Jun 2, 2010

The Totaled Woman: True Slices of Life from a Mother of Five

Last week, a publisher friend of mine sent me a "mommy book" and asked if I could review it. Never one to turn down the chance for a free book, I agreed.

The name of the book is The Totaled Woman: True Slices of Life from a Mother of Five. It is a collection of short autobiographical domestic anecdotes written by Marcia Veldhuis, a former English teacher who now directs The English Academy. The book was published by VMI Publishers in Sisters, Oregon, in 2009.

First impressions

When I first received the book, I was excited to start reading it. The cover page was very attractive with a colorful, whimsical, and heartwarming design that promised laughter, domestic misadventures, and wholesome fun, with a liberal sprinkling of not-too-preachy morals.

And fun, colorful, moral-sprinkled, and whimsical it was. Ms. Veldhuis is one of those women gifted with the ability to view with a humor-lit eye each mishap, fiasco, and catastrophe that befalls her family, and she was able to transfer her laughter-filled view effectively on paper for her readers to enjoy. What's more, at the end of many stories, Ms. Veldhuis shared very thoughtful insights that would make any reader stop, ponder, and come away a little wiser than when he or she began reading.


Indeed, this book would have been a very good read had it not lacked one crucial thing that every good book should have:  thorough, detailed, merciless editing.

One missing (or half-taken) step

For instance, several times in the book, especially at the beginning, the author seemed to forget that we, the readers, are as yet strangers to her family. Names were mentioned without any introduction as to who they were, leaving us to play detective and distracting us from the story itself.

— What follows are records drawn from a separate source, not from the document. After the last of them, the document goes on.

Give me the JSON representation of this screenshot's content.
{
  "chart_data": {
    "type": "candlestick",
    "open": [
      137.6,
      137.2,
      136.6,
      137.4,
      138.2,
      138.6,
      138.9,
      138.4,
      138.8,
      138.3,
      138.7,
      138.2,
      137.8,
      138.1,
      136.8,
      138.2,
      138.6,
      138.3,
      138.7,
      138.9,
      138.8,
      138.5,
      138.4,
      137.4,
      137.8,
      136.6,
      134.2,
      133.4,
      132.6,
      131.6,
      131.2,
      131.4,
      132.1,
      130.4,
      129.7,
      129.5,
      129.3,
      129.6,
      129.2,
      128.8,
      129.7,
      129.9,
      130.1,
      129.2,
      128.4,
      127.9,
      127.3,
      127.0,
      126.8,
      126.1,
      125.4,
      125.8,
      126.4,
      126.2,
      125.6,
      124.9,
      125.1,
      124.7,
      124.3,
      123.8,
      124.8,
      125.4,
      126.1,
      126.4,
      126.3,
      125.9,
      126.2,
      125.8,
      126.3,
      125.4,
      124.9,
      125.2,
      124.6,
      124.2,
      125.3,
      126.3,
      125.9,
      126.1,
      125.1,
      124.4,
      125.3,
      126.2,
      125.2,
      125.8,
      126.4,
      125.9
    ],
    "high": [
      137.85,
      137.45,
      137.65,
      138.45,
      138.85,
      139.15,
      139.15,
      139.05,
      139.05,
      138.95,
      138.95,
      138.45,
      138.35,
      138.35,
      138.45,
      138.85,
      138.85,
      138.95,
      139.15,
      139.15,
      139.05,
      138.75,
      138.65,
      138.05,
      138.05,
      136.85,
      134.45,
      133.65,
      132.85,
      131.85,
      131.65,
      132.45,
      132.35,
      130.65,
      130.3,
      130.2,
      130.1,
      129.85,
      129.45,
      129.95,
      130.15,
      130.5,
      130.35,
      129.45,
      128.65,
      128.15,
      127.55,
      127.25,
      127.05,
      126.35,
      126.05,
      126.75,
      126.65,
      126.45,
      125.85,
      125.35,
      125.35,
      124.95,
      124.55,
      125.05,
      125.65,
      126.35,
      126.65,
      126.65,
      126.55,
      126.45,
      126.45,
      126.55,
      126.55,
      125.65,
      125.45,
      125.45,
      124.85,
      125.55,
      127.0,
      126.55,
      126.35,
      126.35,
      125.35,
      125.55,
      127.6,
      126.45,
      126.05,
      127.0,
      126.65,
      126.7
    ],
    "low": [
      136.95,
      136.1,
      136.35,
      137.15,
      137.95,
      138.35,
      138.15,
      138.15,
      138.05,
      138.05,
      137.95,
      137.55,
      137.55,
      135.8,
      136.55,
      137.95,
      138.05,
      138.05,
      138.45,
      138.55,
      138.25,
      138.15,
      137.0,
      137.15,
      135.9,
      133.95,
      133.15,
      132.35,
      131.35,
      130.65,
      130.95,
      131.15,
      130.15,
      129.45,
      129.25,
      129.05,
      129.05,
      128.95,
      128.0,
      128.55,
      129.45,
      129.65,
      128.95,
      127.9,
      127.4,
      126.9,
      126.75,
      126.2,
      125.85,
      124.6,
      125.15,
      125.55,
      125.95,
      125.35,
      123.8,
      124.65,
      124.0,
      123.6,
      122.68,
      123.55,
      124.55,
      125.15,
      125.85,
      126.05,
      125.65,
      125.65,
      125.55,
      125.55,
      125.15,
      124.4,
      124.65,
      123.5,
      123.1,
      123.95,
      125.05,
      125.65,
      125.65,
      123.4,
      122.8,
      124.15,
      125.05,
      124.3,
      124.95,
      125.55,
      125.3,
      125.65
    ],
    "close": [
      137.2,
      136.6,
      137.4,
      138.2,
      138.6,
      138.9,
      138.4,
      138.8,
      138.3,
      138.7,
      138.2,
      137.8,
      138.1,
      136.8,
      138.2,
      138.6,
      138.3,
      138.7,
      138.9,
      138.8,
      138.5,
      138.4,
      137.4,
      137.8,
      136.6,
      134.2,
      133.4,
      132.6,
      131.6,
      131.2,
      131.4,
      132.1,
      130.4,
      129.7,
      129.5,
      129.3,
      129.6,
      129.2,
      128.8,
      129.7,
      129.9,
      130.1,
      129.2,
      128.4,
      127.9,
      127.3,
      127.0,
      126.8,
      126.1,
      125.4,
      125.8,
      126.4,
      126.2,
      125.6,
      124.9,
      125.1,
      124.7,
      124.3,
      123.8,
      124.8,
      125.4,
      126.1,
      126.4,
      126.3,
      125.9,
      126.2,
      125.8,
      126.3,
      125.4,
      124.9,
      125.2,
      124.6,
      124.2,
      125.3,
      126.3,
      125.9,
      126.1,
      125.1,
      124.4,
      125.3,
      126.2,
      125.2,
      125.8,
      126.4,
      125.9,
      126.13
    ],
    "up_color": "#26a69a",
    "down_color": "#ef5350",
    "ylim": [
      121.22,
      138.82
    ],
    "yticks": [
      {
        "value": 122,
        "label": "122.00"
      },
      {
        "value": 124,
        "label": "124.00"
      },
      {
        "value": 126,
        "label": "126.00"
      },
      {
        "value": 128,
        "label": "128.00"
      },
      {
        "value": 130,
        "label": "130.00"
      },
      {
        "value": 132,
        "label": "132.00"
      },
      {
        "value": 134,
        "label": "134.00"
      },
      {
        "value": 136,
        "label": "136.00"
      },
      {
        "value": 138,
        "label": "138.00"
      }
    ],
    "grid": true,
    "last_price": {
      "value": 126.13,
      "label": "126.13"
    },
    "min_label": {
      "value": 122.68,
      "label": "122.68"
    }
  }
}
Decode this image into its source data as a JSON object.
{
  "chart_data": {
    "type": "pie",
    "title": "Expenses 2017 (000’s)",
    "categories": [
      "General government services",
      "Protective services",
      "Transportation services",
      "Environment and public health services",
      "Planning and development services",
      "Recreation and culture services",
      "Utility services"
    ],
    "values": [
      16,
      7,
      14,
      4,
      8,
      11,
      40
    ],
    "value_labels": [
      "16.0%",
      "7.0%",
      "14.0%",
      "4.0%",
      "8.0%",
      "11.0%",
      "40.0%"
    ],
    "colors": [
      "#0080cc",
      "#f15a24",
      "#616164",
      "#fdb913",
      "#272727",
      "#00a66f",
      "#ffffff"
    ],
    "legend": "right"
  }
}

The chronology of the anecdotes, too, were somewhat haphazard. One story would have the kids at a very young age, then suddenly shift to them being young adults, then teenagers; and the reader is left with a story in his/her head that jumps and skips and hops from one frame to another instead of scrolling smoothly in an organized sequence.

Finally, there was the punctuation. Never before have I seen a nonpoetry book with so many ellipses, and they weren't even in direct quotations.

Good material; could be better

So would I recommend The Totaled Woman? To be honest, not yet -- not in its current edition.

But since the ingredients of a good book do seem to be there, I would definitely look forward to a second edition of this book -- one that has been reedited and revised accordingly, for good flow and consistency.

In other words, while I think that The Totaled Woman has good material, I am yearning for a version of it that has been more finely "carved, etched, and polished," so to speak. That way, we the readers will not feel somewhat shortchanged on what could have been a pretty good deal.